AG Hammerschmidt - Infektionsbiologie
Infektionen mit pathogenen Erregern verursachen über 25 % der weltweiten Todesfälle. Die Arbeitsgruppe von Prof. Hammerschmidt erforscht die molekularen Mechanismen bakterieller Infektionen und die Mechanismen der Immunabwehr Gram-positiver Bakterien.

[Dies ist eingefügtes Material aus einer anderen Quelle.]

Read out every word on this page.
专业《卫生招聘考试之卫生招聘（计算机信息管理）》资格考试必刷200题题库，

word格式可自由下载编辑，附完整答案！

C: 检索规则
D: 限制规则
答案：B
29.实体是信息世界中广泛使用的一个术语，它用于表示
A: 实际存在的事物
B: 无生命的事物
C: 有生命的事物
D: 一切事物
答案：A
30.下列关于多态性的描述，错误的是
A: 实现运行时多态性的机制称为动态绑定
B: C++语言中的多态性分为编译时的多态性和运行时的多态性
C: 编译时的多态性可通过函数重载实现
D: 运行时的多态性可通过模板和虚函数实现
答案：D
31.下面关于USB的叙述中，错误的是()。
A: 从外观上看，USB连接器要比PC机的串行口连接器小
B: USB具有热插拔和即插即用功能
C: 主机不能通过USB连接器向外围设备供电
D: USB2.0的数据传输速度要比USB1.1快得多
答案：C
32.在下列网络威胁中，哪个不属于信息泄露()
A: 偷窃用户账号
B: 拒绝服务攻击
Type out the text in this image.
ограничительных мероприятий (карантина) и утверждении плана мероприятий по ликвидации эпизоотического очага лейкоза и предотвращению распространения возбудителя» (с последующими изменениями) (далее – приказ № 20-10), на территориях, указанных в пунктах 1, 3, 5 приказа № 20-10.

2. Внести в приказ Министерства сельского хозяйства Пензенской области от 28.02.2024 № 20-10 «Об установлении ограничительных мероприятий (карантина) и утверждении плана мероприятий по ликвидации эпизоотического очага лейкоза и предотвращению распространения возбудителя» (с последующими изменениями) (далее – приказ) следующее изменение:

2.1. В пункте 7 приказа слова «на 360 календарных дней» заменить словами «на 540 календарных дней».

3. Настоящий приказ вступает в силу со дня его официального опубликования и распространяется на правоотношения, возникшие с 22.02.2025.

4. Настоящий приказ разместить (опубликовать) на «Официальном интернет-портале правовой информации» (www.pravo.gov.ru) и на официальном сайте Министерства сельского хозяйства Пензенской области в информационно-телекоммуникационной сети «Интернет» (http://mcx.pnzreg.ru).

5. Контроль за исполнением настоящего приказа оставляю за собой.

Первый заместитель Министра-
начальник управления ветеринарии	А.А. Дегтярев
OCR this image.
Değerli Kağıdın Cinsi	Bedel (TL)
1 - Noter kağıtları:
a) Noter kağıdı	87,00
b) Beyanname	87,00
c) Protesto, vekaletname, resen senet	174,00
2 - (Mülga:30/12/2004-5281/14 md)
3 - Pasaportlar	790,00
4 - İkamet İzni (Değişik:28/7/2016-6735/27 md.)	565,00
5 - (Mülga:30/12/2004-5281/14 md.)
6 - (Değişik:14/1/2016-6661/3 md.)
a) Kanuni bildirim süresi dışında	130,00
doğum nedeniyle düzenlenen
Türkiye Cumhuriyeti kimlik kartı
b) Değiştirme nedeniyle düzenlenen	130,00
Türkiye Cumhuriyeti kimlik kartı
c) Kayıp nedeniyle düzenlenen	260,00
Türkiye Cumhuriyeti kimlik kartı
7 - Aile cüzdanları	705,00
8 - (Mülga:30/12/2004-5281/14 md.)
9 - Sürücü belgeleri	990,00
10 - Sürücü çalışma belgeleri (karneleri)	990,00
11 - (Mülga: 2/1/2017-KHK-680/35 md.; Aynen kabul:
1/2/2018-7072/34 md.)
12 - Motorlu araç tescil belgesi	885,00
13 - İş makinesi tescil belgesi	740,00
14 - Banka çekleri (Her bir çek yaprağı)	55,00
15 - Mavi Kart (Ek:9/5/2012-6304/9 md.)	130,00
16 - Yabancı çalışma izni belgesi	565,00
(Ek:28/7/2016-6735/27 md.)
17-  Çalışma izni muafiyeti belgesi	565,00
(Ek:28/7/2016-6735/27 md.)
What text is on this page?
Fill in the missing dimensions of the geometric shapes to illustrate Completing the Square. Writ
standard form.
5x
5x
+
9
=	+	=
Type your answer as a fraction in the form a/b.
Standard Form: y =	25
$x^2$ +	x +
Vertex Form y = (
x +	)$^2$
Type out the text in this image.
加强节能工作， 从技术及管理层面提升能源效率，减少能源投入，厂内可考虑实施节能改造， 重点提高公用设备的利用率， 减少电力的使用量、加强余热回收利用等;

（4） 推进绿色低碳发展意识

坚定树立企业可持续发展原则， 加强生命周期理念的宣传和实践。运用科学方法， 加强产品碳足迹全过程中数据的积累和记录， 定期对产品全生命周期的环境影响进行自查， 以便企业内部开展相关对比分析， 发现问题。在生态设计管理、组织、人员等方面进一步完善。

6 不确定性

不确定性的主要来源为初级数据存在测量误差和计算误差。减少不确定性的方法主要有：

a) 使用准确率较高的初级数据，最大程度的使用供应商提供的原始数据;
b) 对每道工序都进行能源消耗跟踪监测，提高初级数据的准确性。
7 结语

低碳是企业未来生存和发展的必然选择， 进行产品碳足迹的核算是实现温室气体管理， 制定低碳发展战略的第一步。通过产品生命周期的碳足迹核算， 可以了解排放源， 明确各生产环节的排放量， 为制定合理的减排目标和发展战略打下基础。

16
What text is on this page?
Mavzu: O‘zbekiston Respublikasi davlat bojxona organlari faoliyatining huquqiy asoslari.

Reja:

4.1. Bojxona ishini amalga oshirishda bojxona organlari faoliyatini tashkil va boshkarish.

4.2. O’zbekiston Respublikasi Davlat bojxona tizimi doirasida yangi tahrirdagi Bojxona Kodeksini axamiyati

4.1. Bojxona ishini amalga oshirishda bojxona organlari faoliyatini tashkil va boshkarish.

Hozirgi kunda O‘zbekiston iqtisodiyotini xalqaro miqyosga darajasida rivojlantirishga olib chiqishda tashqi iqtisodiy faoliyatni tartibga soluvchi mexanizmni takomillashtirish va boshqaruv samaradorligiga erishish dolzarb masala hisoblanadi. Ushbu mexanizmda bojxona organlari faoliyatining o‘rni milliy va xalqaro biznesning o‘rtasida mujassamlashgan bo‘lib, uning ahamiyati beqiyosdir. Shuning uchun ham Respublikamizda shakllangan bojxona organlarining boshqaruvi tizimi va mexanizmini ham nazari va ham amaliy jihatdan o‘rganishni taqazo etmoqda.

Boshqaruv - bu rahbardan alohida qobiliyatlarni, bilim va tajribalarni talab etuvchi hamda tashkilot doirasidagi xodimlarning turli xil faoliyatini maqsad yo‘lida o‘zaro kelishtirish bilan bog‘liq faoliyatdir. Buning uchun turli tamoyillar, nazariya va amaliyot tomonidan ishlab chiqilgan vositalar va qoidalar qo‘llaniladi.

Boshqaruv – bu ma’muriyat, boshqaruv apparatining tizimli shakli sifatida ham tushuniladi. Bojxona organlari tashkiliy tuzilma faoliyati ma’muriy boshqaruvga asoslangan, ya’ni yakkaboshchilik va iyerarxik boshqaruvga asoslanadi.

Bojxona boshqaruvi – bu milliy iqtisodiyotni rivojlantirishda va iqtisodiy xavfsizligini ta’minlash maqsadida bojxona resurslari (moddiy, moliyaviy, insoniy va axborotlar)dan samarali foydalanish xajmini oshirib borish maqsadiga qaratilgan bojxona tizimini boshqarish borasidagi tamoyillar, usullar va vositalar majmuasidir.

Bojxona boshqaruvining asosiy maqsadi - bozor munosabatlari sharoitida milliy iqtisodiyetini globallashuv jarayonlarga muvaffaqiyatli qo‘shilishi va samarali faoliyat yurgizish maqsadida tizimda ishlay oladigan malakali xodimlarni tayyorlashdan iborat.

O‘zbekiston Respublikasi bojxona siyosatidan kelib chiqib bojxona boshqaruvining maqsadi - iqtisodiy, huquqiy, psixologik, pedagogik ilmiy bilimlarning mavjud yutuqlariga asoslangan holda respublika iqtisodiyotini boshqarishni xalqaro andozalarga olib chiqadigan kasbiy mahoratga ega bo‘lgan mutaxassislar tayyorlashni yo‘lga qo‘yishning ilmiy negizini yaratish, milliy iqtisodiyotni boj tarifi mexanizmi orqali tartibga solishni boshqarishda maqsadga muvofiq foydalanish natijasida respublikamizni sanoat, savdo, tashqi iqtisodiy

Molekulare und zelluläre Infektionsbiologie: Streptococcus pneumoniae
Streptococcus pneumoniae (Pneumokokken) sind Gram-positive Bakterien und gehören zur Normalflora des Respirationstraktes bei gesunden Erwachsenen und Kindern. Auf der anderen Seite sind Pneumokokken die Erreger schwerer lokaler Entzündungen und respiratorischer Erkrankungen. Die Ausbreitung der Pneumokokken im Menschen verursacht neben der Mittelohrentzündung auch lebensbedrohliche Erkrankungen. So sind Pneumokokken die häufigsten Erreger einer ambulant erworbenen Pneumonie (AEP) und häufige Erreger einer bakteriellen Meningitis und Sepsis. Die Mechanismen und Faktoren, die eine Umwandlung vom Kommensalen in ein pathogenes Bakterium begünstigen, sind wenig erforscht. Wir wollen in unseren Projekten die bakteriellen Faktoren identifizieren, die an der Pathogenese der Pneumokokken-Erkrankungen beteiligt sind. Des Weiteren wollen wir die molekularen Mechanismen der Erreger-Wirt-Interaktion in Infektionen in der Zellkultur und unter physiologischen und in vivo relevanten Bedingungen untersuchen.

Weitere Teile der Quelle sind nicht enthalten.